Hazardous Waste in Humanitarian Crises
This report, commissioned by the United Nations Office for the Coordination of Humanitarian Affairs (UNOCHA) Emergency Preparedness and Environment Section (EPES) in partnership with the Norwegian Refugee Council (NRC), was completed by three researchers from the London School of Economics and Political Science (LSE). It examines the issue of hazardous waste generated in humanitarian crises and evaluates the challenges involved in ensuring proper hazardous waste management. The study addresses the moral and legal imperatives of proper hazardous waste management and outlines various tangible solutions currently being used by humanitarian actors in the field. Furthemore, it offers a series of recommendations based on the needs of the beneficiaries and stakeholders involved. Finally, the report presents several opportunities for further research, notably surrounding the expansion of data collection of hazardous waste management.
Harm done to human health and the environment as a result of waste generated through humanitarian operations is a growing yet neglected issue facing the humanitarian community today. Lead acid and other toxic chemicals from batteries entering the waste stream in Nepal after the distribution of dignity kits is an example that illustrates the unintended effects of improper hazardous waste management in humanitarian settings.

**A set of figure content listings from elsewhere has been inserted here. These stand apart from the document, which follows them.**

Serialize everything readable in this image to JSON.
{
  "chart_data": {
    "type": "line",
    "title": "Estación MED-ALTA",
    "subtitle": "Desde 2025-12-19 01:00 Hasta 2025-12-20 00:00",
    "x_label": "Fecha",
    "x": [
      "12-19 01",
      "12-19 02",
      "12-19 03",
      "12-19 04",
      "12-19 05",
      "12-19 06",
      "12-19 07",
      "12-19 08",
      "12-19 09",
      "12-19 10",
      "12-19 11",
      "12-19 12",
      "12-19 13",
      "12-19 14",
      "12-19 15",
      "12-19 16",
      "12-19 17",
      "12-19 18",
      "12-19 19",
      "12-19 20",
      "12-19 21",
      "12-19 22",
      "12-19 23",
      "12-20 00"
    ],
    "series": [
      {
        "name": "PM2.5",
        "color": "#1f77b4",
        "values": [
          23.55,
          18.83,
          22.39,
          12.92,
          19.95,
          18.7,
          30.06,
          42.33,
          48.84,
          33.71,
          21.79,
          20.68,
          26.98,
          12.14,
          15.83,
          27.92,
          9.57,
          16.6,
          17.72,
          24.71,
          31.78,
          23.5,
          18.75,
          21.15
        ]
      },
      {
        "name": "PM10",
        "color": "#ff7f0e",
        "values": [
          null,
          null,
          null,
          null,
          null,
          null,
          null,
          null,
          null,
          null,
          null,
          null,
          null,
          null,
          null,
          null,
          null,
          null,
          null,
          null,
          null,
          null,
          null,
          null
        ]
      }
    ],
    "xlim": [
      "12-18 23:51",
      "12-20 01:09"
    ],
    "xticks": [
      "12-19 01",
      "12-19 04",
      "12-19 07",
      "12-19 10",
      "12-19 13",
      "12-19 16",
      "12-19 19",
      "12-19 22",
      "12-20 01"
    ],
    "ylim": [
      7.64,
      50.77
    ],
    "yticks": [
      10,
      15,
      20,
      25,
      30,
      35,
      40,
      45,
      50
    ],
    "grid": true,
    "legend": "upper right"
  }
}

Ensuring the proper management of hazardous waste in humanitarian settings will lead to improved outcomes for affected populations. Tackling the issue of hazardous waste from the earliest stages of humanitarian action through to its effective treatment and disposal reduces the overall risk posed to health and the environment. By doing so, humanitarians can also better abide by the moral and legal imperatives of Do No Harm and Duty of Care. Integrating responsible hazardous waste management with in humanitarian operations is a crucial element of environmental mainstreaming and can make a significant difference.